Rivalled only by the protests held in February 2003 against Australia’s participation in the Iraq War, the walk across the bridge was one of the largest ever public demonstrations in Australia’s history. By the time thousands more had walked in cities and towns across the country in the weeks that followed, almost one million Australians had expressed their support for reconciliation.
One of the leaders of the walk in Sydney was Dr Evelyn Scott who, in 1997, had succeeded Yawuru elder Pat Dodson as chair of the Council for Aboriginal Reconciliation (CAR). Established in September 1991 by the Hawke government with cross-party support, CAR had planned the bridge walk from 1995. It was imagined as the culmination of the council’s work on reconciliation, which would conclude before the centenary of Federation in 2001.
Contrary to one of the key recommendations in the Bringing Them Home report (1997), Howard had steadfastly refused to apologise to the members of the Stolen Generations and their descendants. As he told parliament in 1998, ‘it is the view of my Government that a formal national apology of the type sought by others is not appropriate.’
Unlike his treasurer, Peter Costello, who would walk in the Melbourne march for reconciliation, Howard chose not to take part in the Sydney bridge walk.
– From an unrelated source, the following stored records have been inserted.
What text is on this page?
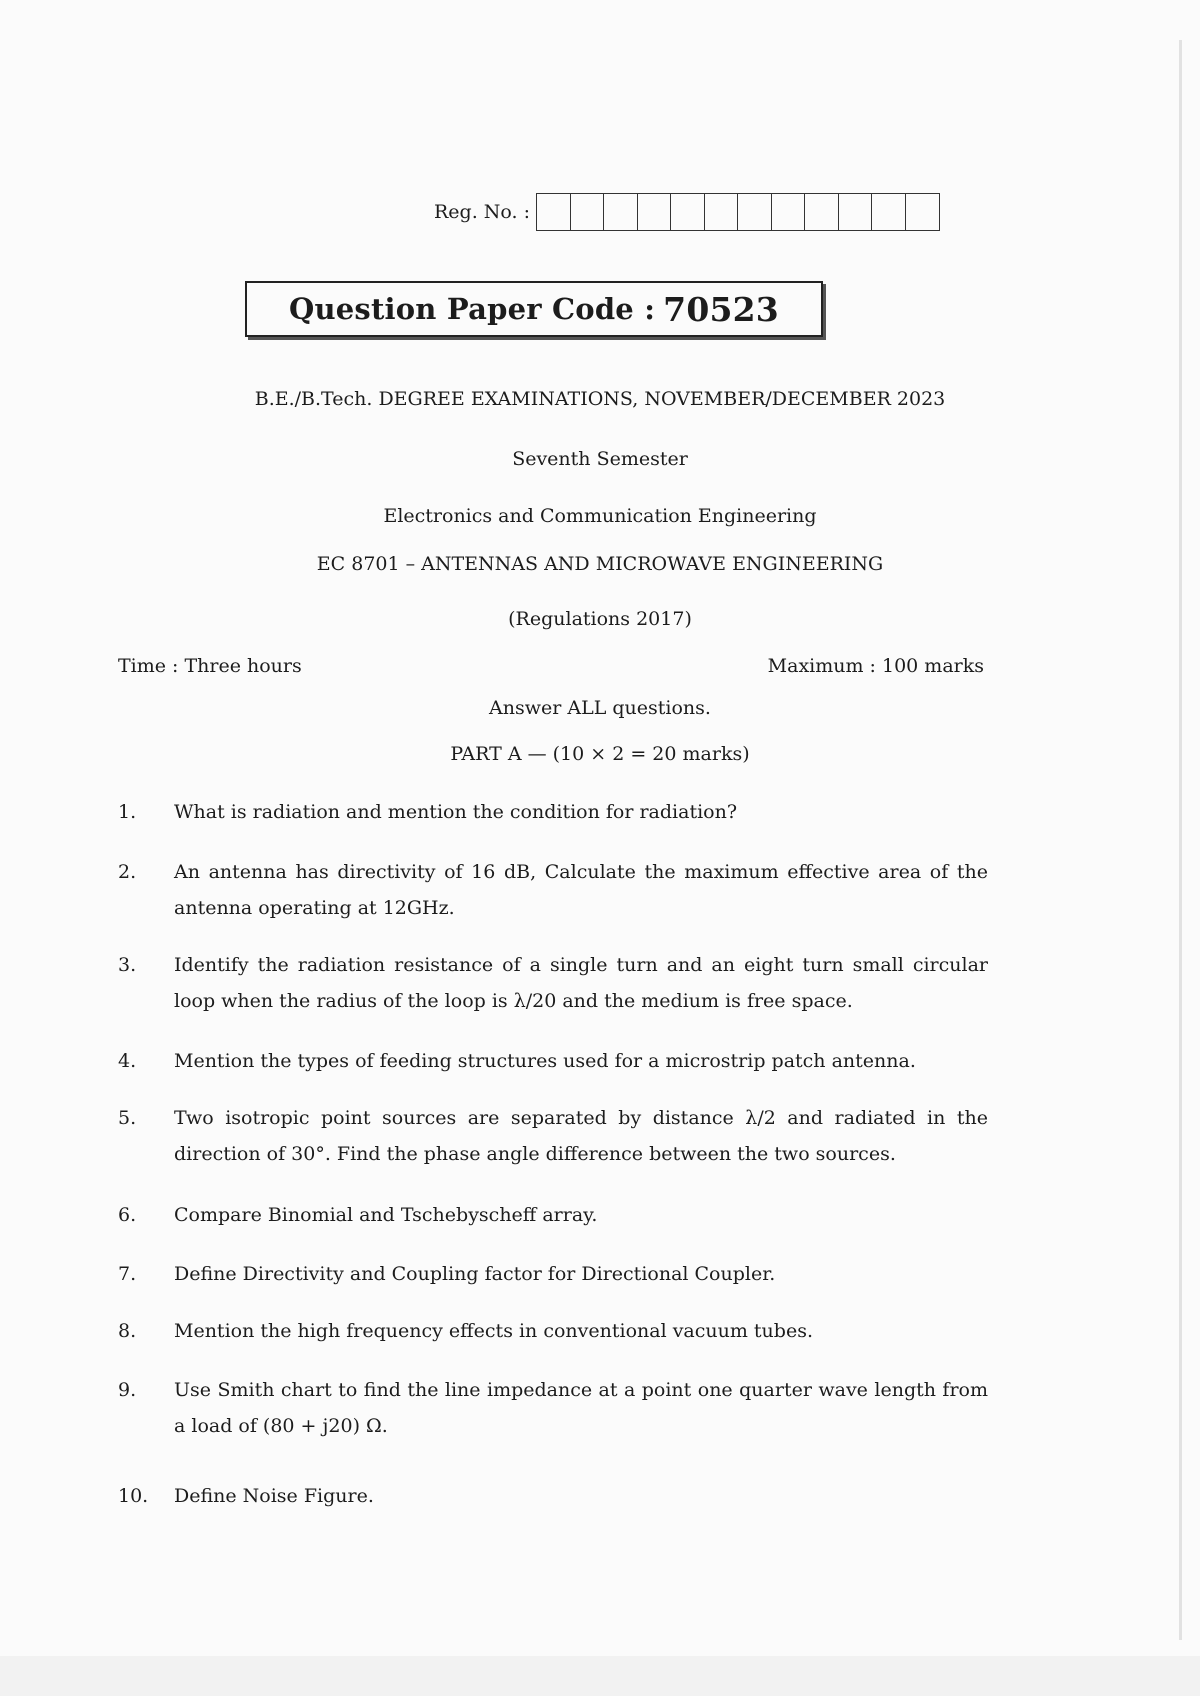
Reg. No. :
Question Paper Code : 70523
B.E./B.Tech. DEGREE EXAMINATIONS, NOVEMBER/DECEMBER 2023
Seventh Semester
Electronics and Communication Engineering
EC 8701 – ANTENNAS AND MICROWAVE ENGINEERING
(Regulations 2017)
Time : Three hours	Maximum : 100 marks
Answer ALL questions.
PART A — (10 × 2 = 20 marks)
1.	What is radiation and mention the condition for radiation?
2.	An antenna has directivity of 16 dB, Calculate the maximum effective area of the antenna operating at 12GHz.
3.	Identify the radiation resistance of a single turn and an eight turn small circular loop when the radius of the loop is λ/20 and the medium is free space.
4.	Mention the types of feeding structures used for a microstrip patch antenna.
5.	Two isotropic point sources are separated by distance λ/2 and radiated in the direction of 30°. Find the phase angle difference between the two sources.
6.	Compare Binomial and Tschebyscheff array.
7.	Define Directivity and Coupling factor for Directional Coupler.
8.	Mention the high frequency effects in conventional vacuum tubes.
9.	Use Smith chart to find the line impedance at a point one quarter wave length from a load of (80 + j20) Ω.
10.	Define Noise Figure.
Although many Indigenous leaders interpreted the large turnout in Sydney as support for a treaty, Howard rejected this, arguing that ‘a treaty … implies two nations.’ ‘I don’t think many Australians like that,’ he said. Nor did he endorse the wording of the ‘Declaration towards Reconciliation’ he had received at the Sydney Opera House, which included the following apology:
As we walk the journey of healing, one part of the nation apologises and expresses its sorrow and sincere regret for the injustices of the past, so the other part accepts the apologies and forgives.
Among the thousands who walked across the Harbour Bridge in May 2000, there were undoubtedly many reasons for attending. But the overwhelming expression of support for reconciliation would lodge permanently in the nation’s memory. So too would the simple act of walking, which became one of the most powerful metaphors employed by Indigenous leaders when seeking support from their fellow Australians.
In October 1992, CAR explained that the process of reconciliation ‘involves all of us walking together to find a better path to the future of this nation.’ In May 2017, the concluding words of the Uluru Statement from the Heart invited Australians ‘to walk with us in a movement of the Australian people for a better future.’